Mitral inflow velocities from LA to LV (Transmitral flow,
TMF) is a marker of LA/LV gradient filling which is determined from through-plane phase-contrast (PC) imaging,
with a section positioned parallel to the mitral annulus and perpendicularly to the LV inflow.
The TMF curves obtained from the analysis of these images are composed of two waves: E wave,
which represents the rapid ventricular filling and depends on the pressure gradient between LA and LV,
and the A wave,
which corresponds to the late LV filling after LA contraction.
Normally the E/A ratio is >1 because of the majority of LV filling is due to the early rapid filling.
(Fig 4b) This ratio usually decreases in the I grade diastolic dysfunction (in which abnormal relaxation prevails) while it drastically increases in restrictive types (grade III and IV).
(4) Pulmonary venous Flow (PVF).
It represents an imaging tool which allows the differentiation between normal and pseudo-normal TMF pattern and it is assessed with phase contrast cine sequences using a through-plane positionated perpendicularly to the right upper lobe pulmonary vein,
about 1 cm from the ostium.
The PVF is usually composed of three waveforms: the systolic wave (S) represents the LA inflow during ventricular systole,
the diastolic wave (D) which corresponds to the rapid filling during the early diastole and the A wave,
which is due to late filling during the LA systole.

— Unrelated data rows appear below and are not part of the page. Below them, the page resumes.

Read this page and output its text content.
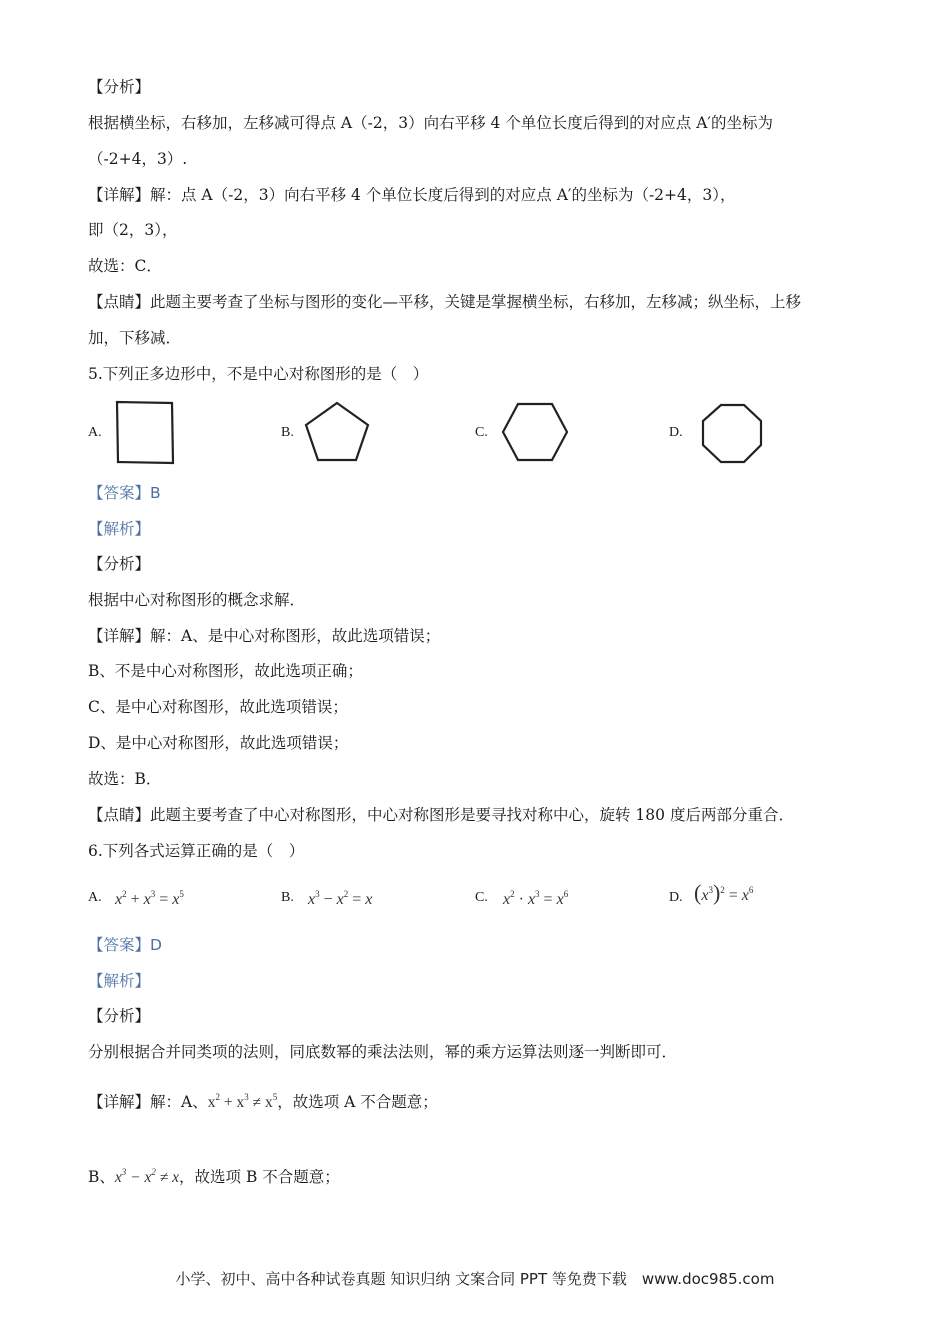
【分析】
根据横坐标，右移加，左移减可得点 A（-2，3）向右平移 4 个单位长度后得到的对应点 A′的坐标为
（-2+4，3）.
【详解】解：点 A（-2，3）向右平移 4 个单位长度后得到的对应点 A′的坐标为（-2+4，3），
即（2，3），
故选：C．
【点睛】此题主要考查了坐标与图形的变化—平移，关键是掌握横坐标，右移加，左移减；纵坐标，上移
加，下移减．
5.下列正多边形中，不是中心对称图形的是（　）
A.	B.	C.	D.
【答案】B
【解析】
【分析】
根据中心对称图形的概念求解．
【详解】解：A、是中心对称图形，故此选项错误；
B、不是中心对称图形，故此选项正确；
C、是中心对称图形，故此选项错误；
D、是中心对称图形，故此选项错误；
故选：B．
【点睛】此题主要考查了中心对称图形，中心对称图形是要寻找对称中心，旋转 180 度后两部分重合．
6.下列各式运算正确的是（　）
A. $x^2 + x^3 = x^5$	B. $x^3 - x^2 = x$	C. $x^2 \cdot x^3 = x^6$	D. $(x^3)^2 = x^6$
【答案】D
【解析】
【分析】
分别根据合并同类项的法则，同底数幂的乘法法则，幂的乘方运算法则逐一判断即可．
【详解】解：A、$x^2 + x^3 \ne x^5$，故选项 A 不合题意；
B、$x^3 - x^2 \ne x$，故选项 B 不合题意；
小学、初中、高中各种试卷真题 知识归纳 文案合同 PPT 等免费下载　www.doc985.com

(5) Late Gadolinium enhancement (LGE),
T1 mapping and Extracellular Volume (ECV). LGE sequences are critically important in the overall assessment of diastolic dysfunction,
allowing the identification of specific patterns of fibrosis and scarring in many of the cardiomyopathies that may initially present with HFpEF.

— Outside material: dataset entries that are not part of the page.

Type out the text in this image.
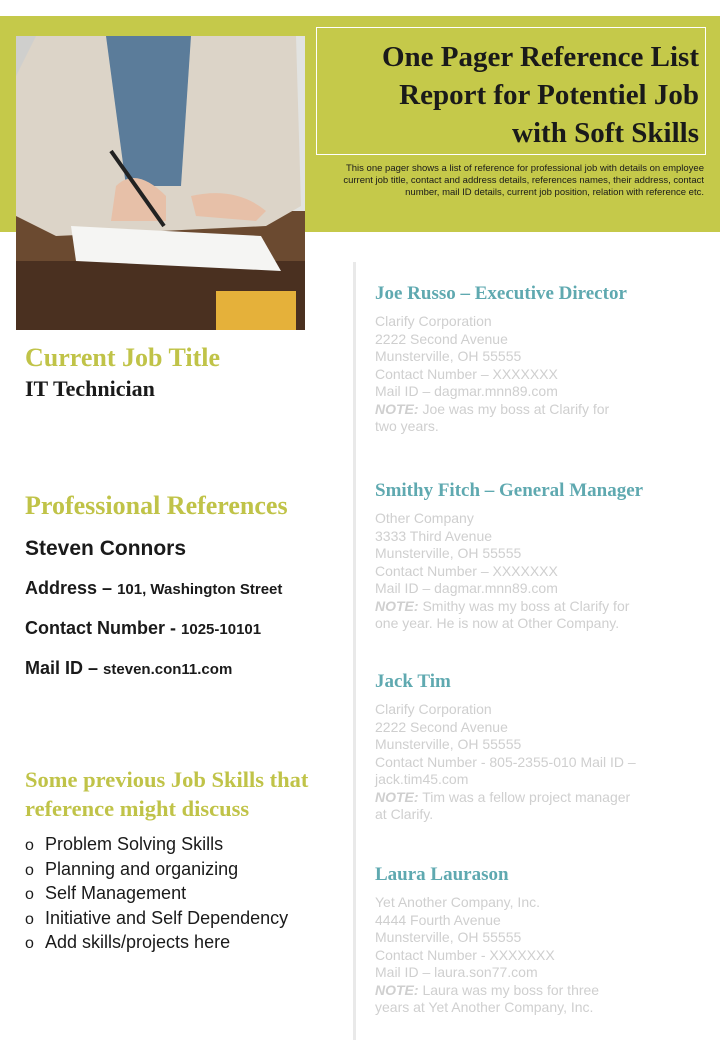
One Pager Reference List
Report for Potentiel Job
with Soft Skills
This one pager shows a list of reference for professional job with details on employee current job title, contact and address details, references names, their address, contact number, mail ID details, current job position, relation with reference etc.
Current Job Title
IT Technician
Professional References
Steven Connors
Address – 101, Washington Street
Contact Number - 1025-10101
Mail ID – steven.con11.com
Some previous Job Skills that
reference might discuss
o Problem Solving Skills
o Planning and organizing
o Self Management
o Initiative and Self Dependency
o Add skills/projects here
Joe Russo – Executive Director
Clarify Corporation
2222 Second Avenue
Munsterville, OH 55555
Contact Number – XXXXXXX
Mail ID – dagmar.mnn89.com
NOTE: Joe was my boss at Clarify for
two years.
Smithy Fitch – General Manager
Other Company
3333 Third Avenue
Munsterville, OH 55555
Contact Number – XXXXXXX
Mail ID – dagmar.mnn89.com
NOTE: Smithy was my boss at Clarify for
one year. He is now at Other Company.
Jack Tim
Clarify Corporation
2222 Second Avenue
Munsterville, OH 55555
Contact Number - 805-2355-010 Mail ID –
jack.tim45.com
NOTE: Tim was a fellow project manager
at Clarify.
Laura Laurason
Yet Another Company, Inc.
4444 Fourth Avenue
Munsterville, OH 55555
Contact Number - XXXXXXX
Mail ID – laura.son77.com
NOTE: Laura was my boss for three
years at Yet Another Company, Inc.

a condition of diffuse interstitial fibrosis,
which typically occurs in infiltrative cardiomyopathies,
can remain undetected using conventional LGE; in these cases,
the use of T1 mapping (both pre- and post-contrast) and the calculation of extracellular volume (ECV),
are essential for early diagnosis and for the subsequent follow-up.

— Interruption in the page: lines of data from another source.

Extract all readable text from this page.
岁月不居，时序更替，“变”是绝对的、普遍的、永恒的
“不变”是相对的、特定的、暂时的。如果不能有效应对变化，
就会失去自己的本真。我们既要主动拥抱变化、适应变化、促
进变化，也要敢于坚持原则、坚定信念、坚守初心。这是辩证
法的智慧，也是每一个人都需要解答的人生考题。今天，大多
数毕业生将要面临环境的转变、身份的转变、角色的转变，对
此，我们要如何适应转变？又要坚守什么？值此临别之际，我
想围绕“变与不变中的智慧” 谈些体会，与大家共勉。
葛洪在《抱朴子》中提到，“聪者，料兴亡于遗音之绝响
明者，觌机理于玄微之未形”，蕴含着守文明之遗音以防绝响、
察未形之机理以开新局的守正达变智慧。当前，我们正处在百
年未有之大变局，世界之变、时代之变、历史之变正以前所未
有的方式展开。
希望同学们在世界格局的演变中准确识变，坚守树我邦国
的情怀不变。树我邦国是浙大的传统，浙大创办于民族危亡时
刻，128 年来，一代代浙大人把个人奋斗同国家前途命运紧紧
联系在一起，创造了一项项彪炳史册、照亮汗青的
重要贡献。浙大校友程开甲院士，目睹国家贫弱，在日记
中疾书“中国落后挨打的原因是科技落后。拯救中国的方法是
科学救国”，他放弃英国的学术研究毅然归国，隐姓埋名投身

(6) CMR research techniques.
- Myocardial Tagging: it’s a cine sequence with saturation lines or grids overimposed to the myocardium; diastolic function is assessed by calculation of strain,
twisting and untwisting movements during the cardiac cycle,
which are useful markers od myocardial deformation;
- Myocardial Tissue Phase-contrast: diastolic function is assessed by evaluation of myocardial velocities during diastole and systole,
similarly to echocardiography;
- Myocardial feature tracking: using the SSFP cine sequences feature tracking post-processing tool allow strain and strain rate calculation;
- MR Elastography (MRE): allows the evaluation of myocardial stiffness (similarly to extra-cardiac conditions);
MR Spectroscopy (MRS): active myocardial relaxation is assessed by means of its adenosine triphosphate-dependent energetic phenomenon.